Adapun terkait kasus di atas yakni mengenai transgender, para fukaha telah bersepakat bahwa tindakan laki-laki yang menyerupai perempuan dan sebaliknya, telah dilaknat oleh Allah Swt. Hal ini berdasarkan hadis riwayat Al-Bukhari, dari Ibn ‘Abbas juga dinyatakan, “Rasulullah saw. melaknat laki-laki yang menyerupai perempuan dan perempuan yang menyerupai laki-laki.”

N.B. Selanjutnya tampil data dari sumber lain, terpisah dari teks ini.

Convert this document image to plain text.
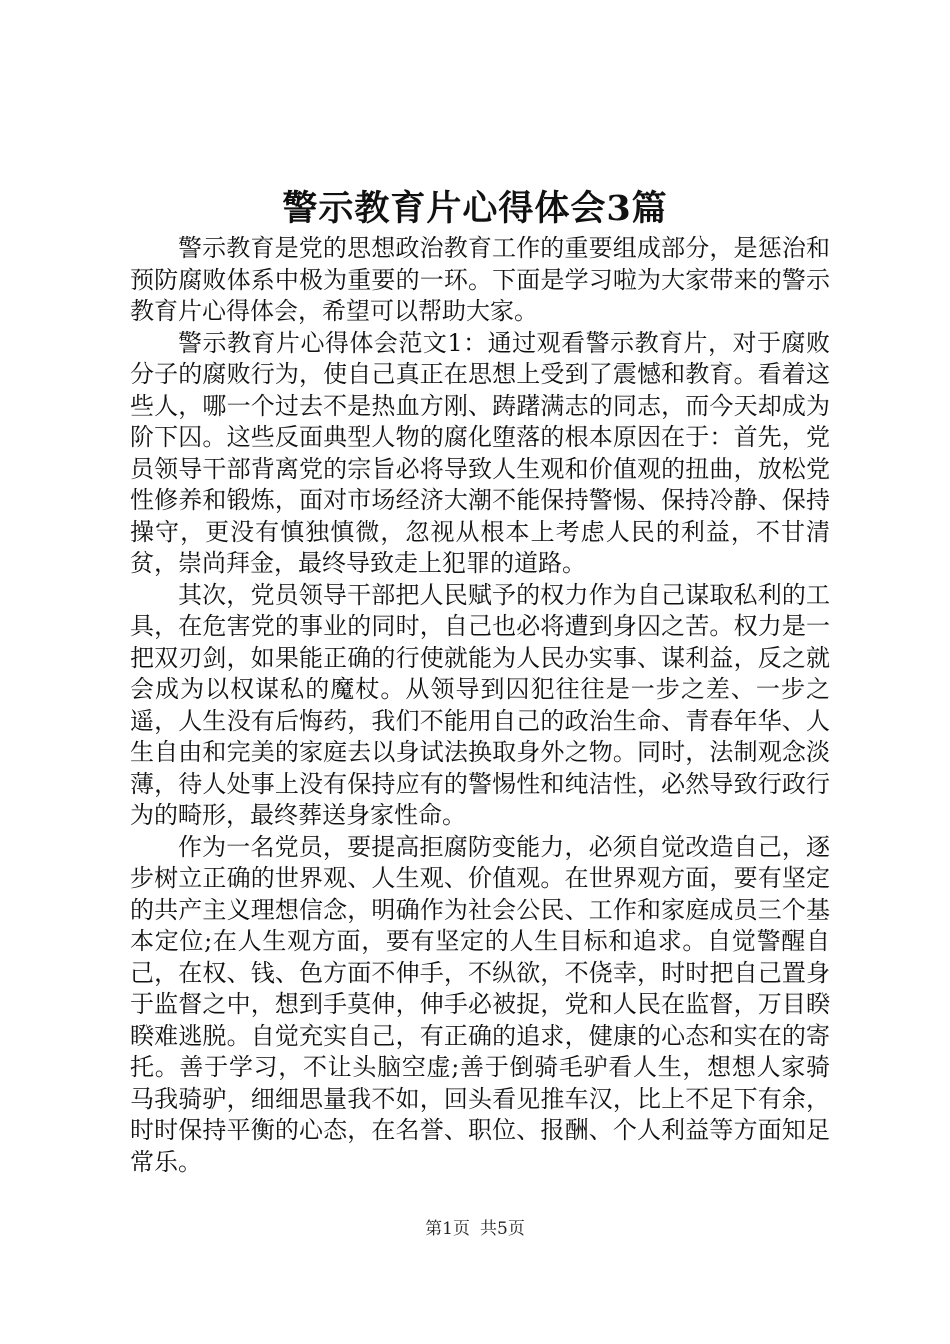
警示教育片心得体会3篇

警示教育是党的思想政治教育工作的重要组成部分，是惩治和预防腐败体系中极为重要的一环。下面是学习啦为大家带来的警示教育片心得体会，希望可以帮助大家。

警示教育片心得体会范文1：通过观看警示教育片，对于腐败分子的腐败行为，使自己真正在思想上受到了震憾和教育。看着这些人，哪一个过去不是热血方刚、踌躇满志的同志，而今天却成为阶下囚。这些反面典型人物的腐化堕落的根本原因在于：首先，党员领导干部背离党的宗旨必将导致人生观和价值观的扭曲，放松党性修养和锻炼，面对市场经济大潮不能保持警惕、保持冷静、保持操守，更没有慎独慎微，忽视从根本上考虑人民的利益，不甘清贫，崇尚拜金，最终导致走上犯罪的道路。

其次，党员领导干部把人民赋予的权力作为自己谋取私利的工具，在危害党的事业的同时，自己也必将遭到身囚之苦。权力是一把双刃剑，如果能正确的行使就能为人民办实事、谋利益，反之就会成为以权谋私的魔杖。从领导到囚犯往往是一步之差、一步之遥，人生没有后悔药，我们不能用自己的政治生命、青春年华、人生自由和完美的家庭去以身试法换取身外之物。同时，法制观念淡薄，待人处事上没有保持应有的警惕性和纯洁性，必然导致行政行为的畸形，最终葬送身家性命。

作为一名党员，要提高拒腐防变能力，必须自觉改造自己，逐步树立正确的世界观、人生观、价值观。在世界观方面，要有坚定的共产主义理想信念，明确作为社会公民、工作和家庭成员三个基本定位;在人生观方面，要有坚定的人生目标和追求。自觉警醒自己，在权、钱、色方面不伸手，不纵欲，不侥幸，时时把自己置身于监督之中，想到手莫伸，伸手必被捉，党和人民在监督，万目睽睽难逃脱。自觉充实自己，有正确的追求，健康的心态和实在的寄托。善于学习，不让头脑空虚;善于倒骑毛驴看人生，想想人家骑马我骑驴，细细思量我不如，回头看见推车汉，比上不足下有余，时时保持平衡的心态，在名誉、职位、报酬、个人利益等方面知足常乐。

第1页 共5页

Pada dasarnya, Allah Swt. pun telah menetapkan terkait fitrah penciptaan manusia dalam surat Al-Hujurat ayat 13 bahwa hanya menciptakan dua jenis kelamin yakni laki-laki dan perempuan. Sehingga tidak boleh manusia mengubah jenis kelaminnya (transgender) hanya karena lebih cenderung menjadi laki-laki ataupun perempuan. Oleh karena itu, tindak penyimpangan ini tidak boleh dibiarkan menjamur. Harus ada upaya dari institusi terbesar yakni negara untuk dapat menghentikan dan memberantasnya.
Upaya Negara dalam Memberikan Proteksi
Permasalahan kaum pelangi ini merupakan permasalahan sistemis karena berdampak pada berbagai aspek, sehingga dibutuhkan penyelesaian hingga ke akarnya. Dalam upaya penyembuhan dan perlindungan, tidak bisa hanya dilakukan sendiri oleh dirinya atau pihak keluarga saja, tetapi haruslah bersinergi dengan masyarakat, dan negara. Percuma saja jika di lingkup keluarga sudah dibentengi dari penyimpangan tersebut, sementara pemicunya masih bebas berkeliaran di luar sana.
Maka dari pihak keluarga, orang tua harus menanamkan akidah yang kokoh pada seluruh anggota keluarganya dari sejak dini. Adapun peran masyarakat yakni membantu untuk saling melakukan amar makruf nahi mungkar. Ketika melihat kemungkaran di depan matanya, langsung diingatkan, bukan dibiarkan dan didukung. Sedangkan peran negara dalam memberikan proteksi, diantaranya:
Pertama, negara akan menanamkan akidah Islam dan membangun ketakwaan di tengah-tengah masyarakat baik melalui pendidikan formal maupun nonformal, agar mereka terhindar dari perilaku penyimpangan ini. Kedua, negara akan menghentikan segala bentuk penyebaran yang mengandung pornografi dan pornoaksi. Ketiga, negara akan menerapkan sistem ekonomi Islam yang menjamin keadilan dan kesejahteraan rakyatnya, sehingga pelaku penyimpangan seksual tersebut tidak menjadikan alasan ekonomi sebagai kambing hitam atas tindakannya. Keempat, jika ternyata masih ada yang melakukannya, maka akan diberikan sanksi yang tegas. Sehingga, tidak menstimulus orang lain untuk melakukan hal serupa.
Dengan berbagai upaya yang telah dijelaskan di atas, maka tak ada celah bagi kaum pelangi ini untuk unjuk gigi. Tentu semuanya akan terlaksana ketika sistem yang diberlakukan oleh negara hanyalah sistem Islam yang paripurna. Terbukti, bahwa sistem demokrasi sekularisme tidak mampu membendung derasnya arus penyimpangan seksual dan hanya Islamlah yang mampu menghentikan dan menyelesaikannya. Sudah saatnya kita kembali pada aturan Ilahi agar kemaksiatan tidak merajalela dan keberkahan selalu menyelimuti negeri ini.